At the time of termination, Persechini was subject to a preexisting judicial sentence of fifteen years in prison. The Department terminated him from the treatment program, but a statute mandated that his full sentence then be served. See § 217.362(4); Huffman v. Mo. Dep't of Corr., 45 S.W.3d 546, 548-49 (Mo.App. 2001), aff'd sub nom. Huffman v. Nixon, 98 S.W.3d 553, 553 (Mo. banc 2003). The difference between this case and the more typical discretionary denial of probation is that here, loss of probation eligibility was mandatory if the Department terminated Persechini from the treatment program. From a procedural due process perspective, the difference seems significant, and we acknowledge that the Supreme Court might conclude it is enough to confer a liberty interest in the Program Review Committee's decision to recommend termination from the program, rather than imposition of a sanction with less dire potential consequences on Persechini's term of incarceration. See the Court's cautionary comment in Sandin that, "Nothing in Hawaii's code requires the parole board to deny parole in the face of a misconduct record or to grant parole in its absence." 515 U.S. at 487, 115 S.Ct. 2293.
Persechini's failure to successfully complete the treatment program and, more importantly, the ensuing execution of his fifteen-year sentence were nonetheless consequences "within the sentence [initially] imposed." Thus, like a Bureau of Prisons decision to deny a sentence reduction after an inmate successfully completes its drug treatment program, we conclude that program termination did not confer a liberty interest because it "mean[t] only that [Persechini] will serve the remainder of his original sentence under typical circumstances." Richardson v. Joslin, 501 F.3d 415, 419-20 (5th Cir.2007).

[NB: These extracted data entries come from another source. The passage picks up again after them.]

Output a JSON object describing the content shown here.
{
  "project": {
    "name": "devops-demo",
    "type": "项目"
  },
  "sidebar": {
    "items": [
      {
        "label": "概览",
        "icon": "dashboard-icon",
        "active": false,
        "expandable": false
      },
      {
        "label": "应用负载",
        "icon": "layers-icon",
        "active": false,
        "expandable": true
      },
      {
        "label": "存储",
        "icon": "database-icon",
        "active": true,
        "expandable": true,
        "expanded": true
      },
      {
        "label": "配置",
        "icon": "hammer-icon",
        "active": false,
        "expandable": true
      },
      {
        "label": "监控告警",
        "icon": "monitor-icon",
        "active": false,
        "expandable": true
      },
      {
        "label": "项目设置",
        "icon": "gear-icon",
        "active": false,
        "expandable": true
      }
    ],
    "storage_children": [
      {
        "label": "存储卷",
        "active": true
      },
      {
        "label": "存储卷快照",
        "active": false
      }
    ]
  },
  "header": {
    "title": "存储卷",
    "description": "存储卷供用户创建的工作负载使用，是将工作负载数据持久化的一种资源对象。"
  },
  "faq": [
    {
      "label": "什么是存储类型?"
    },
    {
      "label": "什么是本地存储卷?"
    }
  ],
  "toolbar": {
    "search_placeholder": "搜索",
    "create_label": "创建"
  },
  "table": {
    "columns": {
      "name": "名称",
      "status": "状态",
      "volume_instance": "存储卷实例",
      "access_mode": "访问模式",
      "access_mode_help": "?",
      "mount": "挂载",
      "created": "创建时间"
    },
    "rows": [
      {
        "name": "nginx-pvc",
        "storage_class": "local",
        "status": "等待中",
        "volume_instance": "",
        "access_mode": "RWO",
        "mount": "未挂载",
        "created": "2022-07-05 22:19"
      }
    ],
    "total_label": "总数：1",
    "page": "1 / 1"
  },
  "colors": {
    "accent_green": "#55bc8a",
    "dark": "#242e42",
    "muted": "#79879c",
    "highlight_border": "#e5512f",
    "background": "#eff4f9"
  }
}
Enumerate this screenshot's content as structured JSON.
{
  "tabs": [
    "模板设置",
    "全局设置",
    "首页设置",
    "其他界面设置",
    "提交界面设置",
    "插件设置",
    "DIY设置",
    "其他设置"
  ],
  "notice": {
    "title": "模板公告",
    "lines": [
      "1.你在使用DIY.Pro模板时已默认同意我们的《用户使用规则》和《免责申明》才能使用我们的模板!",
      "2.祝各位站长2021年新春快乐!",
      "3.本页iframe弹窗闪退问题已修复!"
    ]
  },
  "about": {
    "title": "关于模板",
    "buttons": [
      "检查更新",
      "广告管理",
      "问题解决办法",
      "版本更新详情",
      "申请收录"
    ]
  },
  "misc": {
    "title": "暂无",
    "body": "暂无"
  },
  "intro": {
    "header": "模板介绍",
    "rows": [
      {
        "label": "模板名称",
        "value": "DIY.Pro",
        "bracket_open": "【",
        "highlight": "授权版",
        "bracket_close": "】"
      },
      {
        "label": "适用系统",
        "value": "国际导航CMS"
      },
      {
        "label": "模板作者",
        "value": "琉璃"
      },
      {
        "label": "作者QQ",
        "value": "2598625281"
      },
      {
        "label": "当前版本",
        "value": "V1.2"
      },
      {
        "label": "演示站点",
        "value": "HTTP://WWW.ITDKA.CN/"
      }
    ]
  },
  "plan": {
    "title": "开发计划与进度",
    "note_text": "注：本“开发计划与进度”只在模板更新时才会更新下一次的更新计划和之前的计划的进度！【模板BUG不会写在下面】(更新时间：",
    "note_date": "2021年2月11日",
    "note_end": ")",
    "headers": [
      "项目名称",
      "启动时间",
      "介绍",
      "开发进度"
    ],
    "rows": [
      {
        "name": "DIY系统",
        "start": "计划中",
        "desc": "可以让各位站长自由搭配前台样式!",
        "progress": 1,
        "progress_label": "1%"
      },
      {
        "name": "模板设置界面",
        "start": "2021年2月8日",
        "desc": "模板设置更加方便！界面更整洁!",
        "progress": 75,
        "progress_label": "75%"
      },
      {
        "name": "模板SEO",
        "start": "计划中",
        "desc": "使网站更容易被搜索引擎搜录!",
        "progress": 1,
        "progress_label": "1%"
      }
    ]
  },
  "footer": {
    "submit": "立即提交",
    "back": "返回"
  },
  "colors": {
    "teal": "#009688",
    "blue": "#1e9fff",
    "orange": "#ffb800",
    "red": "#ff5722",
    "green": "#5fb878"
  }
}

The adverse consequences of the Program Review Committee's decision to terminate Persechini from the treatment program, whether considered separately or in the aggregate, were insufficient to confer a liberty interest for due process purposes. Therefore, we need not consider whether the Program Review Committee's procedures were constitutionally adequate. The judgment of the district court is modified to dismiss all claims with prejudice and, as so modified, is affirmed.